Some of Anderson's most famous props took weeks or months to make when pregnant, such as the fake Renaissance painting “Boy with Apple,” which appears in the “Grand Budapest Hotel.” A vending machine that mixes and distributes martinis from “Asteroid City.” We painted the Louis Vuitton luggage that appears in “The Darjeeling Limited.”
Agerman Ross said he was talking to the artisan who was talking to the artisan. She said she told her there was a long email communication with Anderson to fine-tune the font and color of the magazine cover that was displayed for milliseconds in “The French Dispatch.”
Matthieu Orléan, curator of Ciné Mathè que Française, said Anderson shaped the project from the start with attention to detail. The exhibition includes Vitrine, filled with notebooks tied to yellow spirals, in which the director has written down his ideas. These include script notes, in careful capital letters, and fine storyboards for the scene.
The exhibition also includes a screen showing a black and white animated storyboard: animated, which Anderson uses to show actors and crew how they want to display the scene on screen. Orléan said Anderson produced these for all the films since 2008's “Fantastic Mr. Fox,” and the director reads the script on top of it and adds that the actor knows how he wants to deliver the line.
“Fantastic Mr.
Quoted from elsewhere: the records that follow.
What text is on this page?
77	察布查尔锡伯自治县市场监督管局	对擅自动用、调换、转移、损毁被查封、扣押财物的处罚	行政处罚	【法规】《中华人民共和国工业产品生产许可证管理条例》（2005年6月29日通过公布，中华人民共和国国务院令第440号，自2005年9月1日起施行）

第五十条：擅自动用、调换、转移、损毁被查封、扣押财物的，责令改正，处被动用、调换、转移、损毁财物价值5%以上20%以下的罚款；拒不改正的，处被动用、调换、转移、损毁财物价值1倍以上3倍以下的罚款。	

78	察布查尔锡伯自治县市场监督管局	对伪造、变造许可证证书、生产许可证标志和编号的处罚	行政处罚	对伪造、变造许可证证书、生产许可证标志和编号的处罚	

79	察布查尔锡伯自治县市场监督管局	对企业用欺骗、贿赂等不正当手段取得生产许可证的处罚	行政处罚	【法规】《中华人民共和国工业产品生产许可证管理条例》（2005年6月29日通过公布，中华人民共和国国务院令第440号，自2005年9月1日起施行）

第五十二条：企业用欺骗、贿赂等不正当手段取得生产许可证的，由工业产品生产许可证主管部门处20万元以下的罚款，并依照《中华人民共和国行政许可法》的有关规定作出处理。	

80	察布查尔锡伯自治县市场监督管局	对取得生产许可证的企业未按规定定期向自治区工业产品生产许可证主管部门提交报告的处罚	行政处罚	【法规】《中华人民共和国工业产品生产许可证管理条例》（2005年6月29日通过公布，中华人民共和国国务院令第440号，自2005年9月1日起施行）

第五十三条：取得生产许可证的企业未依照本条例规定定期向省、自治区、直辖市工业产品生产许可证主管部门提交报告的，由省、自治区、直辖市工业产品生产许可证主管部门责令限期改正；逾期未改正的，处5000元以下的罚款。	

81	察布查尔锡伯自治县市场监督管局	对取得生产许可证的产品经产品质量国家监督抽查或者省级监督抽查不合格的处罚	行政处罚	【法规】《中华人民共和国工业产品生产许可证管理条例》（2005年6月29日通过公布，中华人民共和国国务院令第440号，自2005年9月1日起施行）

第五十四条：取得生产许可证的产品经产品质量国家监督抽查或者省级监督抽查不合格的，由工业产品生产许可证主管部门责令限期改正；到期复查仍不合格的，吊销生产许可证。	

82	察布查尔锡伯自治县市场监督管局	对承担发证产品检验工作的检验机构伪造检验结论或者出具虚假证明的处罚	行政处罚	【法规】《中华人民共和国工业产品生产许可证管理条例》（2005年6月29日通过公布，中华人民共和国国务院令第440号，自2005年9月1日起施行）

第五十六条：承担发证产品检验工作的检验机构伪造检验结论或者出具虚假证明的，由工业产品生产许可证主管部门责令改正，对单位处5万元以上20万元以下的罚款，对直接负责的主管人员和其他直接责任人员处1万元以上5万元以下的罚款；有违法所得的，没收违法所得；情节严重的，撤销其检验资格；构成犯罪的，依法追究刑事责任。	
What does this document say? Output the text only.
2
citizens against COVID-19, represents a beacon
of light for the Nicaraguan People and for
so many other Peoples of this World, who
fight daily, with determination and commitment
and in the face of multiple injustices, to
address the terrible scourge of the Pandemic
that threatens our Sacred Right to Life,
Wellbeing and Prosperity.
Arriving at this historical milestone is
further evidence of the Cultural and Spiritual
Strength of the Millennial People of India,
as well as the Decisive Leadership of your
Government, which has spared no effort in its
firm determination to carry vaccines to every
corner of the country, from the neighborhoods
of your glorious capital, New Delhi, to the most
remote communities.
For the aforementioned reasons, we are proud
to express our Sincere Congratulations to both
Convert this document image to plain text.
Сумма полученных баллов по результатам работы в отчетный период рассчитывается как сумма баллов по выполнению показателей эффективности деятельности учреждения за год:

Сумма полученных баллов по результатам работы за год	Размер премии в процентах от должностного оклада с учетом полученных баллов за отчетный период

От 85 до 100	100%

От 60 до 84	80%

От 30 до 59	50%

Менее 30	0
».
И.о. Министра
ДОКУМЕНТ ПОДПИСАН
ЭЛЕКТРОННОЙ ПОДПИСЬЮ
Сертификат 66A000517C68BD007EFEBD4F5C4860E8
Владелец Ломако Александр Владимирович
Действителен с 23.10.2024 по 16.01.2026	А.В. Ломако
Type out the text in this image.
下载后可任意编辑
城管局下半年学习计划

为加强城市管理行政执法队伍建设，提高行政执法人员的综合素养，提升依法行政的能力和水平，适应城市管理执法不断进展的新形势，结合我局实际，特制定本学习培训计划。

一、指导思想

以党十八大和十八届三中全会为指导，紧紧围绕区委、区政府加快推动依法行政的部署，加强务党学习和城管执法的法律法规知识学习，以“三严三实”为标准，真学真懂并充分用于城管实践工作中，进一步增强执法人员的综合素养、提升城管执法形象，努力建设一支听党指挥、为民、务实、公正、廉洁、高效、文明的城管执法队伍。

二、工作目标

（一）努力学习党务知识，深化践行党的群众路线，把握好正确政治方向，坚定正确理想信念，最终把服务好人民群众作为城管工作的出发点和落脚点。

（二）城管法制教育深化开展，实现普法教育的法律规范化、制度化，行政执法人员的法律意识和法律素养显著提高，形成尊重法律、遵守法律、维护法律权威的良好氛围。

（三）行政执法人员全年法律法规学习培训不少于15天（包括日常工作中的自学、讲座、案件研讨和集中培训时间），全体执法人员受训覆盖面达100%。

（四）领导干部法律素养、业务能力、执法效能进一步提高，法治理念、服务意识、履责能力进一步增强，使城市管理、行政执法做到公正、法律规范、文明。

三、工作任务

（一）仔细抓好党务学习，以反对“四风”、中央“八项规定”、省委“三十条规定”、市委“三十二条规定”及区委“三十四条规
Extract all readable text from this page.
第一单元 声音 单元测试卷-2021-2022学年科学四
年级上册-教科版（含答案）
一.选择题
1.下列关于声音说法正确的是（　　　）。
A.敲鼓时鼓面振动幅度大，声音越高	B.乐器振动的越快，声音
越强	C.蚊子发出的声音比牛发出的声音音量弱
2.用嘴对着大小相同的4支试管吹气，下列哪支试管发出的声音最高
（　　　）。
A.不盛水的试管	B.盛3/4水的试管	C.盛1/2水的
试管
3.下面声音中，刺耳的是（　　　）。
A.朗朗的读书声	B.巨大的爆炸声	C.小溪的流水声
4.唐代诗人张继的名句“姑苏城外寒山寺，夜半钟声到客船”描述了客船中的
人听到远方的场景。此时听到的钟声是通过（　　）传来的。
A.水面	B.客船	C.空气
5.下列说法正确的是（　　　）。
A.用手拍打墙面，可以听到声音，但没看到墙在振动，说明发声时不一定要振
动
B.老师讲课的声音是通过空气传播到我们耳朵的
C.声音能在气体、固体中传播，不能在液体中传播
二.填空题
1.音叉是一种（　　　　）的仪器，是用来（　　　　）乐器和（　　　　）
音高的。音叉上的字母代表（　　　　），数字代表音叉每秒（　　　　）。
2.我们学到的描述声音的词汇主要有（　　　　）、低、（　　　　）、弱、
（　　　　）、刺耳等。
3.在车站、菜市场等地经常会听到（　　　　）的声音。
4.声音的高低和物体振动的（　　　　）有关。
Fox” Anderson's first stop motion animated film was the turning point of his almost 30-year career.
On tour of the show earlier this week, model maker Andy Ghent, who worked on seven Anderson films, said he “completely changed” the appearance of a stop motion movie by claiming that the director has real animal fibers by making it difficult for the film to control the dolls in the film, allowing them to move between shots and creating a screen effect known as “boiling.”
He said Ghent and his fellow doll makers “enslaves the smallest whiskers” to make sure Anderson looks exactly what he wanted, but added that the director gave him the freedom of the artisan despite his reputation as perfectionist.
For example, while building “Dog Island,” Ghent remembers Anderson's opening instructions were simple: “Dog Sculpture!” So the gentleman and his team spent months making hundreds of Mongrels, and Anderson chose the bits he liked from the individual models and asked the puppeteer to tie them together. “It was amazing and fun,” recalled Ghent.
At the opening of the Paris exhibition on Monday, one item attracted more attention than any other. This is a model for the Grand Budapest Hotel. Before giving a brief speech, Anderson, who refused to interview this article, posed in front of a pink wall for a photo, including a French pop star in cute costumes, like the characters from Anderson's film.
Simon Weiss, who oversaw the production of the props, said six artisans spent three months building the model, which included glass windows and thin curtains. But the color choices were all Anderson's, he said.
Weiss said he couldn't believe it when the colour samples first arrived at the studio. “I said, 'Pink? Bright pink and dark pink? No!” he recalled. “I asked the art department to make sure there were no mistakes, but they said, 'That's right. Wes chose these colors.' ”
He said that only when Weiss finished his job he appreciated Anderson's decision. The colours were quirky, but they reflect real Central European buildings and perfectly suited the quirkyness of the film.
Anderson said that the details might be minimally sweating, but “after all, he's always right.”